Les objectifs doivent être réalistes, mais constituer en même temps des défis. Les différents acteurs doivent en discuter avant de les fixer. Ils peuvent les revoir dans le cadre d’autoévaluations régulières. Les spécialistes du développement de stratégies et d’évaluations peuvent leur apporter des conseils. Souvent, nous devons leur dire : « Les objectifs sont trop ambitieux. Ce n’est pas réaliste. Vous n’atteindrez jamais votre but. » Pour un programme quadriennal, je dois, en qualité d’évaluateur, commencer à la fin de la deuxième année pour obtenir les résultats la troisième année. Il importe de décider alors de la suite à donner. N’oublions pas que le démarrage d’un programme peut prendre une bonne année. Il faut donc rester modeste lors de la définition des objectifs. Autre facteur : les objectifs doivent être mesurables. Les évaluations étant plutôt onéreuses, on doit se demander au moment de la fixation des objectifs s’il existe déjà des données et quelles nouvelles données doivent impérativement être collectées. Pour obtenir des indicateurs relatifs aux effets sociaux, on se sert généralement d’études existantes. Pour la santé, on a recours à l’Enquête suisse sur la santé, au Monitorage suisse des addictions, etc.

Une bonne collaboration entre l’OFSP et les partenaires constitue un facteur de réussite décisif pour chaque programme. Comment jugez-vous la définition des rôles de l’OFSP ? Avez-vous des recommandations ?

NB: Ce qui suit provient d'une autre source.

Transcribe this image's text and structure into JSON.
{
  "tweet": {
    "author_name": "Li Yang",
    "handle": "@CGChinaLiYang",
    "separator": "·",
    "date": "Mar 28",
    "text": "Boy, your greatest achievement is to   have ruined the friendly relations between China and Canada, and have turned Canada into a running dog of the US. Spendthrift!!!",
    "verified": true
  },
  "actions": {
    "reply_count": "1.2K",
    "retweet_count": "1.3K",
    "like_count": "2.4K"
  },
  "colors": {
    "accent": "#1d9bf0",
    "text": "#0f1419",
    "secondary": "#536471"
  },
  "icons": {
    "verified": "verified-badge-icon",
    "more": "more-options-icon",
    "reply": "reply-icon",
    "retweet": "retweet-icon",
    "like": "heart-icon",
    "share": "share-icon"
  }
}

Un facteur de réussite est déjà mis en oeuvre dans la stratégie MNT, à savoir chercher à collaborer avec les cantons, les associations professionnelles, les ONG, les milieux économiques et tous les autres acteurs importants. Le but est de développer et de porter conjointement un projet. Je pense que le défi se situe au croisement entre le mandat politique de l’OFSP, qui doit s’engager en faveur de la santé de la population et, dans ce contexte, prévoir et prévenir des problèmes, comme les maladies psychiques, les conséquences de l’isolement des personnes âgées, etc., et les milieux politiques qui disent : « Nous ne voulons pas de ça. Laissez les gens tranquilles et arrêtez de donner des bons conseils. La liberté, c’est le plus important. » Supporter cette pression constitue un véritable défi pour les pouvoirs publics.

Notre interlocuteur

Andreas Balthasar est professeur titulaire de sciences politiques, spécialisé dans la politique de la santé, à l’Université de Lucerne. En 1991, il a fondé le bureau Interface Politikstudien Forschung Beratung à Lucerne. Il intervient essentiellement en tant que conseiller en évaluations et en stratégie auprès de différents offices fédéraux. La recherche en politique sociale et sanitaire ainsi que les évaluations complexes sont deux autres axes de son activité. Andreas Balthasar et sa famille vivent à Lucerne.